Simon Peter could have spoken of the intervention of God in the life of Israel; in Samaria 722 BC, the nation was forever destroyed, carried away; the intervention of God [2 Kings 17:5-6, 18]. He could have mentioned Judah in 587 BC; the nation of Judah was carried away into captivity [Jeremiah 39:1-10, 52:4-30; 2 Chronicles 36:17-21]. He could have mentioned the intervention of God when the Romans came into the warring Maccabean factions in Israel and destroyed the independence of that nation. And he could have spoken of the word that he heard from our Lord Himself in Matthew 24 and in Mark 13 and in [Luke 21], when the Lord sat on the Mount of Olives answering a question of the disciples concerning what they had just observed. As they came out of the temple, the disciples pointed out to the Lord Jesus the great stones of the temple—one of the wonders of the world. And the Lord replied, “You see these great stones? The day is coming when not one stone will be left upon another”; the intervention of God in human history [Matthew 24:1-2; Mark 13:1-2; Luke 21:5-6].
The disciples naturally asked Him, it was a doom incredible, those vast architectural achievements, the building of that temple under Zerubbabel and under Herod [Haggai 1:1-15; John 2:19-20], the glorious ritual, the resplendent garments, all of the things and accouterments of the worship of Jehovah God. But it was fleshly and earthly, and the Spirit of the Lord had fled from it, and God destroyed it. If you’ve ever been there to the temple site, there’s not one of those stones left upon another, just as the Lord said [Matthew 24:1-2]. I think of the story of the churches of the Levant. If you read church history at all, those fathers lived back yonder and taught and preached in North Africa, in Egypt, in Palestine, in Syria, and in the Anatolia in Asia Minor. Those were the great churches. They lifted their heads in grandeur and in splendor with their gilded domes, their stately cathedrals, their golden altars, their ravishingly beautiful and effective rituals and their colorful vestments.
But the Lord looked down on that vast array of Eastern churches, and He heard from sacerdotal lips that men were saved by sacraments, that the people were represented to God by human priests, and that men found access to God by human merit.

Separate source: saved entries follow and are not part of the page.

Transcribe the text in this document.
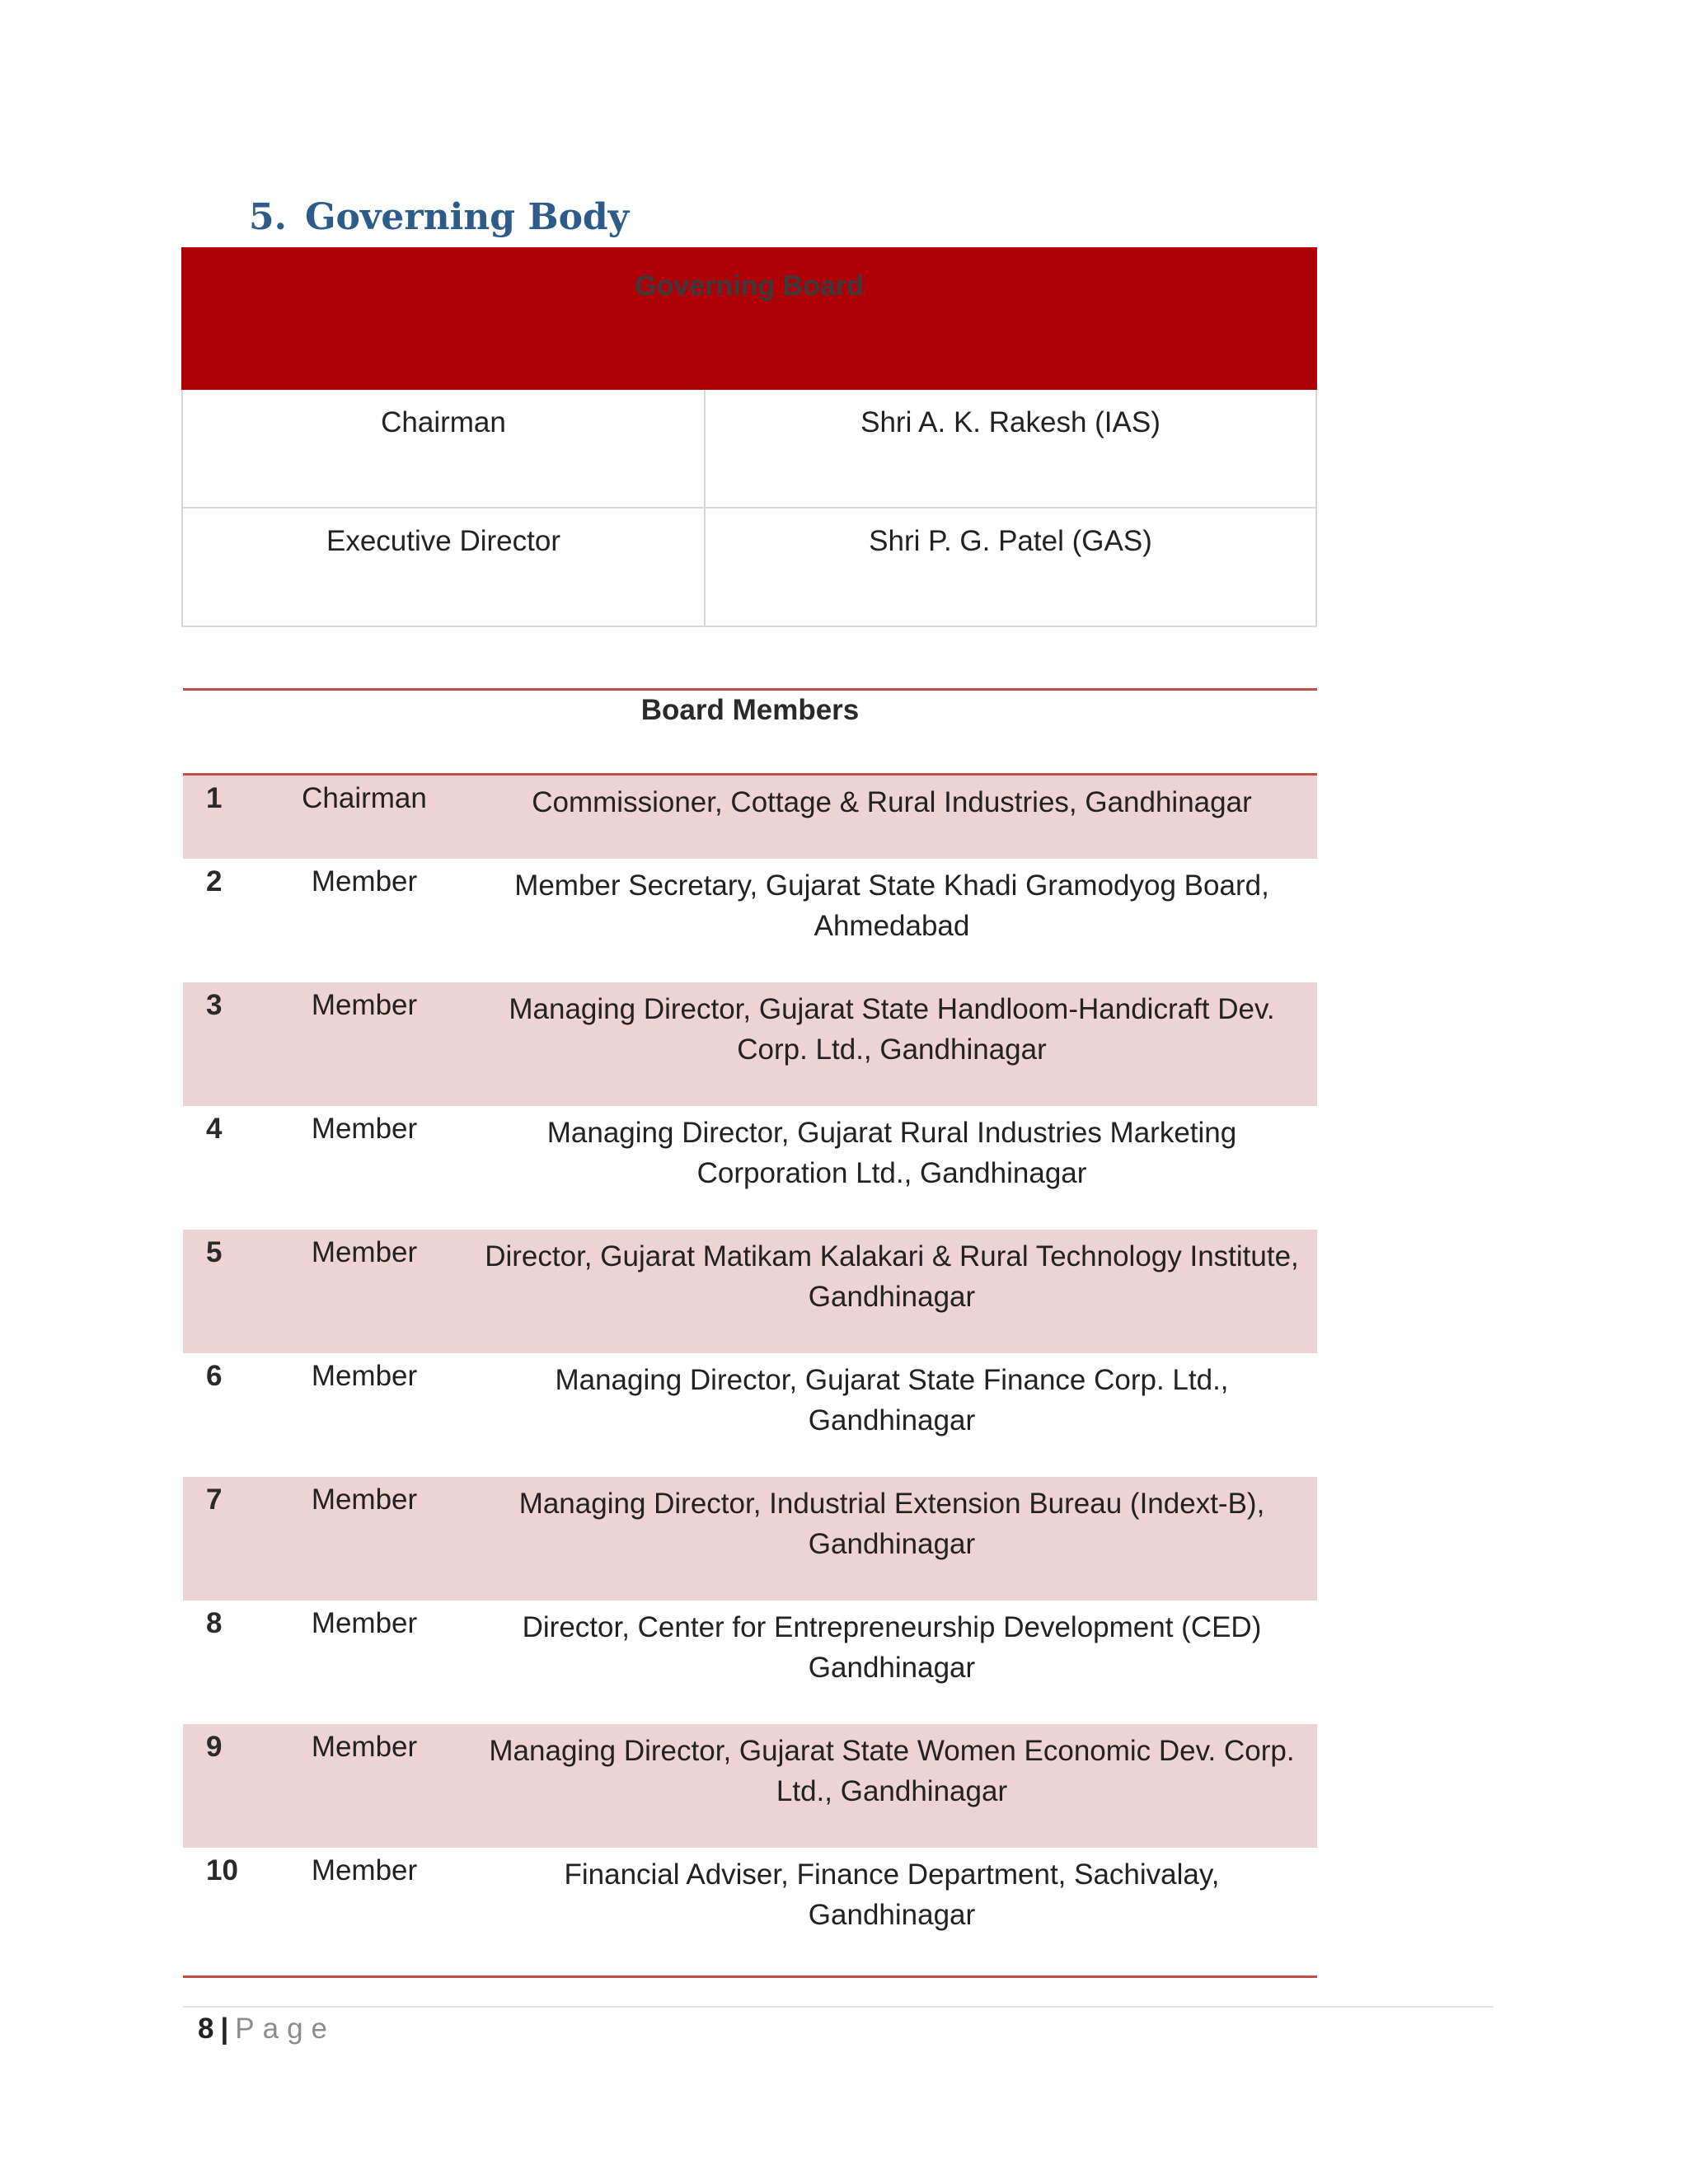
5. Governing Body
Governing Board	
Chairman	Shri A. K. Rakesh (IAS)
Executive Director	Shri P. G. Patel (GAS)
Board Members
1	Chairman	Commissioner, Cottage & Rural Industries, Gandhinagar
2	Member	Member Secretary, Gujarat State Khadi Gramodyog Board, Ahmedabad
3	Member	Managing Director, Gujarat State Handloom-Handicraft Dev. Corp. Ltd., Gandhinagar
4	Member	Managing Director, Gujarat Rural Industries Marketing Corporation Ltd., Gandhinagar
5	Member	Director, Gujarat Matikam Kalakari & Rural Technology Institute, Gandhinagar
6	Member	Managing Director, Gujarat State Finance Corp. Ltd., Gandhinagar
7	Member	Managing Director, Industrial Extension Bureau (Indext-B), Gandhinagar
8	Member	Director, Center for Entrepreneurship Development (CED) Gandhinagar
9	Member	Managing Director, Gujarat State Women Economic Dev. Corp. Ltd., Gandhinagar
10	Member	Financial Adviser, Finance Department, Sachivalay, Gandhinagar
8 | Page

And God finally said, “It is enough.” And there came a wave of Mohammedans, and they were followed by a wave of Saracens, and they were followed by a wave of Ottoman Turks. And when you go through North Africa, and Egypt, and Palestine, and Syria, and Turkey today you will not find one, not one, not a vestigial remnant, not one of those great mighty churches of the ancient Christian world.
I have, as many of you have, stood at the site of the seven churches of Asia? [Revelation 2:1-3:22]. Where are they? There is no single stone of any one that you’ll find. They are gone; the great judgment day of Almighty God. God does intervene in human history. Not forever do things continue as they are. And this is the tremendous word of Simon Peter [2 Peter 3:3-4].
Why doesn’t God intervene in our day? Why doesn’t God bring judgment and separation in our day? And his answer is in verse 9, “God is longsuffering to us-ward, not willing that any should perish, but that all should come to repentance” [2 Peter 3:9]. The reason the great judgment day of God does not fall upon us now is because of God’s grace, hoping, waiting, expecting that some of us will turn and repent and be saved [2 Peter 3:9].
O Lord, great God, in this moment and in this hour of God’s grace, dear Lord, what shall it be if we turn aside from the mercies and overtures of love and forgiveness of our wonderful Savior? [Ephesians 1:7]. Nothing remains; nothing remains except to face the judgment day of Almighty God, left behind, left behind, alone [Hebrews 9:27].
This earth faces an awesome visitation from heaven. Simon Peter describes it as a time when the elements shall melt and the earth shall be destroyed with a violent fire, with a flaming fire [2 Peter 3:10]. When God intervenes; O Lord, coming to that day, how we tremble before Thy mighty majesty and might, and the righteous wrath by which God shall rain judgment upon the earth [Zephaniah 1:15-18]. How we need someone to deliver us! How we need someone to protect us. How we need somebody to guard us, to take us to Himself, to keep us and to save us. Could there be somebody like that?
I have to close with this poignant, dramatic illustration out of the Word of God. When the fury of Nebuchadnezzar reached its height, he bound Meshach, and Shadrach, and Abednego and threw them into the furnace, heated seven times hotter than it’d ever been heated before, so much so that the men who even approached the flame to throw in those three Hebrew children, they were burned by the outreaching fire [Daniel 3:19-23].
And Nebuchadnezzar looked inside of that burning fury, and he said,
Did we not bind and throw into that furnace, three men? But I see four, walking free in the midst of the flame and the fire. And the face and countenance of the fourth looks like the Son of God.
[Daniel 3:24-25]
And Nebuchadnezzar called and commanded, and the three Hebrew children came out, walked out of the fiery flame. Not a hair on their head was singed. And even the smell of smoke or a fire was not upon their garments [Daniels 3:26-27]—the strong, mighty hand of God to deliver His own.
O my loving brother, when the world’s on fire,
Don’t you want God’s bosom for to be your pillow?
O hide me over in the Rock of Ages,
Rock of Ages, cleft for me.
[from “When the World is On Fire”]
The great separation; not forever will we be together. There is coming a time and a day when God shall separate His own from the unbelieving and unrepentant, and may it be, dear God, that you, that we, that these whom we love, may God grant that all of us are safe in the kingdom, and in the love, and in the patience, and in the grace of our dear Lord [2 Timothy 1:12; Jude 1:24].
And that’s our appeal this solemn morning hour. To give your heart to Jesus, to come in faith and commitment to our precious Savior, “Pastor, this day, I open my heart heavenward and God-ward, and I ask God’s blessings as I come to Him.” Or a family you, to put your life in the circle of this dear church, a couple you, or just one you; down that stairway from the balcony, down this aisle on this lower floor, “This is God’s day for me, pastor, and I’m on the way. Here I am.” May angels attend you while you come. Answering any call of God to your heart, to give your life anew to Him, to put your life with us in the church, to accept Jesus as Savior [Ephesians 2:8], may angels attend you in the way as you come, while we stand and while we sing. God love you.